Dr. Lenski and his colleagues picked out one of the 12 lines for especially close study. “We wanted to trace the order in which mutations appeared and make sense of all that,” he said.
The scientists observed that after 500 generations, two types of E. coli were dominant in the flask, each with a distinctive set of mutations. After 1,000 generations, however, only one type was left. Dr. Lenski and his colleagues dubbed them the “eventual winners.”
They wanted to chart the course of that victory over the eventual losers. They thawed both types from the 500th generation and had them compete against each other. They expected the result to be a foregone conclusion: the eventual winners would already be showing their superiority. But they ran the experiment anyway, for the sake of thoroughness.
“We said, ‘Let’s dot our i’s and cross our t’s,’ ” Dr. Lenski said.

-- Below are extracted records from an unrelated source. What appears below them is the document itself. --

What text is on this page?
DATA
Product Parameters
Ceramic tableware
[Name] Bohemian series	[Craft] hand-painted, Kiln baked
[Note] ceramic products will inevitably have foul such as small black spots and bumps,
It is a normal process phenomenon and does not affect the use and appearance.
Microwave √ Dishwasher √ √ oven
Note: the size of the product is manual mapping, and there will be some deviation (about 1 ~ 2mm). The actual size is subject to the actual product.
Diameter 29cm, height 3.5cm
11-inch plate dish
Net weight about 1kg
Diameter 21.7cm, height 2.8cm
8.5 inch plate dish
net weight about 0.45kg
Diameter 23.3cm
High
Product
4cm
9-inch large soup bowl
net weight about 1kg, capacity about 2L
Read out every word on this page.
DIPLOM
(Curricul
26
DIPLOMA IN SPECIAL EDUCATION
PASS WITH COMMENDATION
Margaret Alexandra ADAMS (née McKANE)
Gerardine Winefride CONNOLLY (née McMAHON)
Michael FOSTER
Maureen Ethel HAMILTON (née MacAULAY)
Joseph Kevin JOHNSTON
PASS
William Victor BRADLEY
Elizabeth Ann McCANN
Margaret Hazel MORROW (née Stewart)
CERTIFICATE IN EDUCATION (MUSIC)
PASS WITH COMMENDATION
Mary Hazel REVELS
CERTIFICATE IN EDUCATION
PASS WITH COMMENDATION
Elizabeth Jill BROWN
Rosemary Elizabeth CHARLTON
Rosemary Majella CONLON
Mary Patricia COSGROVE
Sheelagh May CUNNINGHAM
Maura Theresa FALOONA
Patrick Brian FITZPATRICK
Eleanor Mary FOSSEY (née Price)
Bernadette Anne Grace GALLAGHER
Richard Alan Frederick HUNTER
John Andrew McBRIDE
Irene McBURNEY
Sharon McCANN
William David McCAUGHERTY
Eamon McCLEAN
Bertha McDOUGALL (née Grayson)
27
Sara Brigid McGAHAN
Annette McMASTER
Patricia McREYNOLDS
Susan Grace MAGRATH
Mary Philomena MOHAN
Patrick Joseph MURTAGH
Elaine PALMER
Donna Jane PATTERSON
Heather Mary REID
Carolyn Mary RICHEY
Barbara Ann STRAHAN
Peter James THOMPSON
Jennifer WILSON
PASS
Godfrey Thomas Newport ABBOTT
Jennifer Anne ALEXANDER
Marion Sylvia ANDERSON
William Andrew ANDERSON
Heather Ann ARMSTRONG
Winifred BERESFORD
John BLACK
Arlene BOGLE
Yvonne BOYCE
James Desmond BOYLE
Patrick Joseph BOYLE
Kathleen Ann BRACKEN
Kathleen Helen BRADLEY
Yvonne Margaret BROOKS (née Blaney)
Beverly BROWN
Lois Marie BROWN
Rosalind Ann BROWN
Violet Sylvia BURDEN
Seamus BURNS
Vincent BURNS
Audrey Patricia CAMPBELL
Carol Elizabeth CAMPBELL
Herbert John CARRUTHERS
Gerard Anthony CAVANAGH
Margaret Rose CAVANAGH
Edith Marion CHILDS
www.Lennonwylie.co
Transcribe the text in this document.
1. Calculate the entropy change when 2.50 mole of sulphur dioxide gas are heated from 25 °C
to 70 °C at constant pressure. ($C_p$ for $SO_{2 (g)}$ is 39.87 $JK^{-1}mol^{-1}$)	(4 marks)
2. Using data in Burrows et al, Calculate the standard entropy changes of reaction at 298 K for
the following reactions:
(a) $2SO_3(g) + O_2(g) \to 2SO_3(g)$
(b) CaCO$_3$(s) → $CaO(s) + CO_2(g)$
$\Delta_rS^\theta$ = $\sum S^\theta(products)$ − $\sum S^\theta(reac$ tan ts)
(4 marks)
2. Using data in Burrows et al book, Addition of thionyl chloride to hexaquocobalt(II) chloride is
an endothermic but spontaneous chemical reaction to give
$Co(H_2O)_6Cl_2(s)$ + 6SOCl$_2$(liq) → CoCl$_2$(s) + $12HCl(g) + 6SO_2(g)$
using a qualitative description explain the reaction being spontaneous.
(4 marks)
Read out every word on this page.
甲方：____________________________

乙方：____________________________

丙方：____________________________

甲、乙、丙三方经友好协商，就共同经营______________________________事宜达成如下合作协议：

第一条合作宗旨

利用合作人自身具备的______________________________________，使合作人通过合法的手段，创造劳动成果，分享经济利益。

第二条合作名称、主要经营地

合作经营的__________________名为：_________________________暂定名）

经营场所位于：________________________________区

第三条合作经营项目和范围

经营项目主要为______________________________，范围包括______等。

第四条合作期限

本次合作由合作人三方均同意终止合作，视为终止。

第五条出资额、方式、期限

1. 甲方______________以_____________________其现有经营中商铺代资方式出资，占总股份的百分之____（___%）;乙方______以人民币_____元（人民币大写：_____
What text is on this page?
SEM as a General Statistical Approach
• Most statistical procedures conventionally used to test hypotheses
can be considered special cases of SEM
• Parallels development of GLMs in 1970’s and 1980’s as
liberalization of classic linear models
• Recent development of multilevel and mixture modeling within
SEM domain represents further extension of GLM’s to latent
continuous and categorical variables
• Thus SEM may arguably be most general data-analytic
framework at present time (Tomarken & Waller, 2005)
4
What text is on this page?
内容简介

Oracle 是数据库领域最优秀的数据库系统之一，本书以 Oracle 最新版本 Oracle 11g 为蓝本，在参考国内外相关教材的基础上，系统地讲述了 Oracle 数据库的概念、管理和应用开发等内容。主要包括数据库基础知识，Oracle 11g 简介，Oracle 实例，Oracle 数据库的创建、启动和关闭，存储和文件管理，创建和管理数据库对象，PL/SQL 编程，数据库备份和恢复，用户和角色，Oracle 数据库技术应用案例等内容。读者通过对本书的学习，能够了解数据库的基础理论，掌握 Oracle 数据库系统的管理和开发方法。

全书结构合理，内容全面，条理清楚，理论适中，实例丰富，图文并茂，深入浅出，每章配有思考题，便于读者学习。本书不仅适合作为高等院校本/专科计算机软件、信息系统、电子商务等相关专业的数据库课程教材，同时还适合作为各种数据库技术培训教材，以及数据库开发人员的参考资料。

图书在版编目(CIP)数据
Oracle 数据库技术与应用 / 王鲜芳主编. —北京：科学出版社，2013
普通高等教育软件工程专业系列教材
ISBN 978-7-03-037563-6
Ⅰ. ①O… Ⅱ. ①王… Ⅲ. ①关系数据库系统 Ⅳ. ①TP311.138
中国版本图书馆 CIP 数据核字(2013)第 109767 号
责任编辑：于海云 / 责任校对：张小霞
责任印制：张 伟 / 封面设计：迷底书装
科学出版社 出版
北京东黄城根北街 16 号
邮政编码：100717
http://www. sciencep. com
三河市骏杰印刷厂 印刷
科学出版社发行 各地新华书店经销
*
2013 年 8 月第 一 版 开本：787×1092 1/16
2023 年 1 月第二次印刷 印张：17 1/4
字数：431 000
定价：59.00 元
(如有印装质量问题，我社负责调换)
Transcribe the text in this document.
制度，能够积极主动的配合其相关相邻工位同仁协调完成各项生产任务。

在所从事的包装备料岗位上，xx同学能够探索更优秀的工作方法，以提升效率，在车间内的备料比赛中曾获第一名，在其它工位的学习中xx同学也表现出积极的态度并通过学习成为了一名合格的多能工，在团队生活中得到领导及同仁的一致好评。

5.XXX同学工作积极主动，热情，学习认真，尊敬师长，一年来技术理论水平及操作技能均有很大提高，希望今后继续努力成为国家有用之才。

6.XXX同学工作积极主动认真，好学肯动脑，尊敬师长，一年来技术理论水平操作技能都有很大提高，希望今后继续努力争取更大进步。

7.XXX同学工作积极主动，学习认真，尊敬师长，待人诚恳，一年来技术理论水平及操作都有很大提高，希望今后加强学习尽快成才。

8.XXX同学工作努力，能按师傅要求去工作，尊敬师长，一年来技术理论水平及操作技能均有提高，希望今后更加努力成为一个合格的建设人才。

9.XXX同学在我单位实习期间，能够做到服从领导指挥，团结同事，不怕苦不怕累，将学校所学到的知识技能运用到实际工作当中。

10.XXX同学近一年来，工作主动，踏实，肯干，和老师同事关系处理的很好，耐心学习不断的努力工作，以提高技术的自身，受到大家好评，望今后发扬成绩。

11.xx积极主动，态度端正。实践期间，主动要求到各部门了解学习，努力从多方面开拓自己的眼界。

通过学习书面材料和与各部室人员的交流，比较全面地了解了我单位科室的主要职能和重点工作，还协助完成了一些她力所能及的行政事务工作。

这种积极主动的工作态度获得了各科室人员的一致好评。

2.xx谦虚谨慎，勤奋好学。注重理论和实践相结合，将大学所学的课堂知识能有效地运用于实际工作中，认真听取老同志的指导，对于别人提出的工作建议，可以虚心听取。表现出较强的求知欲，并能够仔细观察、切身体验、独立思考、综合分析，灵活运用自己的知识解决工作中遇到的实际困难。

To their surprise, they were wrong. At the 500th generation, the eventual losers were far superior, growing 6.5 percent faster than the eventual winners. At that rate, they should have driven the eventual winners to extinction in 350 generations.
The scientists saw two possible explanations for the turnaround. One was that the eventual winners were more evolvable: they had more potential to increase their growth rate, allowing them to come from behind and win the evolutionary race.
The other possibility was that the eventual winners were just lucky, that at some point after the 500th generation they developed beneficial mutations that let them pull ahead.
A weaker player in a game of cards may beat a better player once in a while just because they got dealt a royal flush,” Dr. Lenski said.
He and his colleagues set up a new experiment to choose between the two possibilities. They thawed some of the eventual winners from the 500th generation and used them to start 20 new lines of bacteria. Likewise, they started 20 other lines with the eventual losers. Then the scientists allowed all the thawed bacteria to reproduce for 883 generations.
The eventual winners still consistently beat out the eventual losers, the researchers found. On average, they ended up growing 2.1 percent faster than their rivals. Their success, in other words, was not the result of good fortune. They were better prepared to make the most of beneficial mutations.
The experiments have allowed the scientists to reconstruct the evolutionary race. The eventual losers initially pulled into the lead with mutations that gave them a short-term increase in their growth rate. But those mutations set them up for long-term defeat because when the additional beneficial mutations appeared, the losers enjoyed only a small increase in their growth rates.
The eventual winners, on the other hand, got a big benefit from later mutations, allowing them to pull ahead and take over the flask.
Dr. Pigliucci said that evolvability could explain a number of important patterns in nature, like why some animals come in many different forms while their close relatives have not changed much in hundreds of millions of years. That would mean that evolvability would need to be present in the generation-by-generation struggle for survival. And Dr. Lenski’s experiment documents that it can indeed make a difference for real organisms.
“That right there is a big deal,” he said.